Wednesday, December 03, 2008

write myself a letter



I noticed in last week's edition of The Economist that an ancient profession is dying in Mexico -- or, at least, Mexico City. Not lawyers. Not prostitutes. Not drug lords.


If you walk a few blocks north of the Zócalo, you will find the small plaza of Santo Domingo. The district is the home to stationery stores and printing shops. But the progenitor of those businesses will be found in the stalls of the plaza: professional scribes.


They carry on a profession that seems to be from another century. Need a business letter written? Need a love letter? Want a duplicate of your deed? Receipts produced? A section of a text book copied?


These are the living descendants of cowled monks dutifully copying scripture. But like most copies, they have started to lose the allure of the original.


Technology is one reason.
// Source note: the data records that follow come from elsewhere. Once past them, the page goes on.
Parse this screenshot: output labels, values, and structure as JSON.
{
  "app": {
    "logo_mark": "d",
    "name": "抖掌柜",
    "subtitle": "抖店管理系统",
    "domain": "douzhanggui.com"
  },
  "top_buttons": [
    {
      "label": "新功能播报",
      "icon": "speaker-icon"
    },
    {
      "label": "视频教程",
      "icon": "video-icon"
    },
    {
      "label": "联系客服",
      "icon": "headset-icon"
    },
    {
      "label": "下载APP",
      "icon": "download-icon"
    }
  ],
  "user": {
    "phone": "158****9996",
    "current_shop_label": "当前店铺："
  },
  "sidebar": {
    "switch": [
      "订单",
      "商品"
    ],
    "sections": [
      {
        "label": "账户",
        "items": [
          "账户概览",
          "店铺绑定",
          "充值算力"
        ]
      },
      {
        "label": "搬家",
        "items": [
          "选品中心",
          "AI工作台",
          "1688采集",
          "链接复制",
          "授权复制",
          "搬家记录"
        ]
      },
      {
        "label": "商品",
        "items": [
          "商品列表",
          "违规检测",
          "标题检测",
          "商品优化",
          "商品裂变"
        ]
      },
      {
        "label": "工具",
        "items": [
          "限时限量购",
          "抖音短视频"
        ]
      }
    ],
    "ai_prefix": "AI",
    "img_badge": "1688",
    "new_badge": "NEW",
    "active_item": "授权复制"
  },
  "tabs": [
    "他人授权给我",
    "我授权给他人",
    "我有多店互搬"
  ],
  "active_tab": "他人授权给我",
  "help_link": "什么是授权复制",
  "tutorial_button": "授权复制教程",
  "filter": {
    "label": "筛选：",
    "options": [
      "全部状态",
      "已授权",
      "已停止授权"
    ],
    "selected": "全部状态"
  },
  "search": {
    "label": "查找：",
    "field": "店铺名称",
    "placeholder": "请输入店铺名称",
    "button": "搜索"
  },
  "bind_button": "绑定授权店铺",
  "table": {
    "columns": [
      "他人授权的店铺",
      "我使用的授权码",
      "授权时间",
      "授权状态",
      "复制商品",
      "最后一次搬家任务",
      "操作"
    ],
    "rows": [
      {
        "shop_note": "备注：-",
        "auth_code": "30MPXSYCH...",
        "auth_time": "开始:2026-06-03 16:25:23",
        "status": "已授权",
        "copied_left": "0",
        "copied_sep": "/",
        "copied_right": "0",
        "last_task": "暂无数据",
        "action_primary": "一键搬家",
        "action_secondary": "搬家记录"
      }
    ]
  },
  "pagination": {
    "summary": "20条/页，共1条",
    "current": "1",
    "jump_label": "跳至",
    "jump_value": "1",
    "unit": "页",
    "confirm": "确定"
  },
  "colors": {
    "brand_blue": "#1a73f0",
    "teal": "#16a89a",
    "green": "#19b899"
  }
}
Why pay someone to copy pages when you can get an exact photocopy?


Why buy a love letter when you can twitter your sweetheart directly?


Why have a stranger draft a letter of complaint when it can be ignored just as quickly with an email to the government agency?


I have never seen the plaza. But I would like to. It is another example of an area ebbing away -- what some sentimental gringos call "authentic."


But the mobile telephone, the copier, and the internet that have displaced the scribblers are every bit as authentically Mexican. And, they too will be replaced by some other cousin of the scribes.